Ten PEG drugs have been approved by the US FDA since 1990. They include PEG liposomal doxorubicin (PLD), PEGfilgrastim (PFIL), PEGinterferon-α 2a and 2b (PA 2a and 2b), PEGademase bovine, PEGaspargase (PASP), certoluzimab PEGol (CP), PEG epoetin (PE), PEGmisovant and PEGaptanib. In addition, several PEG drugs – including PEGamotecan (PM) and PEGinterferon β-1a – are in clinical development. Clinical experience with these PEG therapies in diverse therapeutic areas has demonstrated that they offer patients unique benefits, including at least comparable efficacy and more convenient dosing, while maintaining the safety and tolerability of the parent molecule.[2]

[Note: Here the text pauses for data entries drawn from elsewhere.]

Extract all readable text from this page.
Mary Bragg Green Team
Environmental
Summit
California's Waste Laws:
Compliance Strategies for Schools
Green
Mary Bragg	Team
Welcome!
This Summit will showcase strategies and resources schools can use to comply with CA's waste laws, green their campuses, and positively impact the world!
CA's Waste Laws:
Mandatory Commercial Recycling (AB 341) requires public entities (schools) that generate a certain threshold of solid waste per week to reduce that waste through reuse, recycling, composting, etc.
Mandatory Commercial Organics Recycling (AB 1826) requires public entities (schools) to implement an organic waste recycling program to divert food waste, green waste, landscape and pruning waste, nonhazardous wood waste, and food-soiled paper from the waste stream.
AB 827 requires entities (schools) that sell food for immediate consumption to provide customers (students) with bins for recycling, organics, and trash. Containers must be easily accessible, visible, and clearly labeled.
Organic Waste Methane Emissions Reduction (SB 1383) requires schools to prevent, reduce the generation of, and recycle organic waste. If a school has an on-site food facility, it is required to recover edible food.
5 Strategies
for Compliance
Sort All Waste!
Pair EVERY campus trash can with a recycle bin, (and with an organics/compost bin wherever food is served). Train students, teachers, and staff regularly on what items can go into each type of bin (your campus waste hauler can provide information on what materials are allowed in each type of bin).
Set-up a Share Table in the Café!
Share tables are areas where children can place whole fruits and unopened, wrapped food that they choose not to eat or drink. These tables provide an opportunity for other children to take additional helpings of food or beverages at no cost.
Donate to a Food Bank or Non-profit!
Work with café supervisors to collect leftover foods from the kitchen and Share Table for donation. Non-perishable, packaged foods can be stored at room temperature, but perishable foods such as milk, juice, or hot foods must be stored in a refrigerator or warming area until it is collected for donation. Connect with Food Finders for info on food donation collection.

PEG drugs have been found to have clinical benefits similar to or better than their non-PEG native counterparts. PASP has demonstrated equivalent efficacy compared to the non-PEG version asparaginase (ASP) but with fewer administrations. Allergic reactions, premedication dosing and skin tests are all reduced as well.[7] PLD has demonstrated improved response rates and reduced incidence of neutropenia in the treatment of Kaposi's sarcoma[8–10] and has shown reduced adverse events with fewer administrations in multiple myeloma treatment.[11] In multiple cancer indications, PFIL has been shown to reduce the incidence of febrile neutropenia versus filgrastim, while requiring fewer administrations.[12–14] In the treatment of hepatitis B and C, PA 2a and 2b have shown sustained virological response (SVR) and reduced disease complications compared to the non-PEG versions.[15–17] PE has also shown improved efficacy over the non-PEG version while requiring fewer administrations.[18] Other approved PEG drugs have demonstrated clinical benefits as well but do not have non-PEG versions available for comparison.

Given the documented clinical benefits of PEG therapies, there is interest in learning when these clinical benefits translate into economic benefits. Improved efficacy or lower costs may translate into PEG therapies being more cost effective than their non-PEG counterparts. For example, since several PEG drugs can be given less frequently, drug administration costs may be decreased. Also, reductions in adverse events and improvements in efficacy may lead to reduced resource utilization and costs as well.

The published literature summarizing the benefits of PEG consists of a few articles that focus solely on the clinical benefits.[2,3] To date, there have been no articles discussing the general economic benefits of PEG, nor have any studies been conducted researching trends regarding the economic impact of PEG drugs. Only individual economic studies of individual PEG drugs have been published thus far.

To begin to address these issues, this study reviews the current published economic literature featuring PEG drugs. The study seeks to improve the existing understanding of the economic impact of PEG, and specifically, the cost offsets and cost–effectiveness associated with PEG drugs. The review also attempts to better understand both the magnitude of PEG's economic benefit and consider commonalities across various therapeutic areas and countries in terms of the economic drivers of any benefits.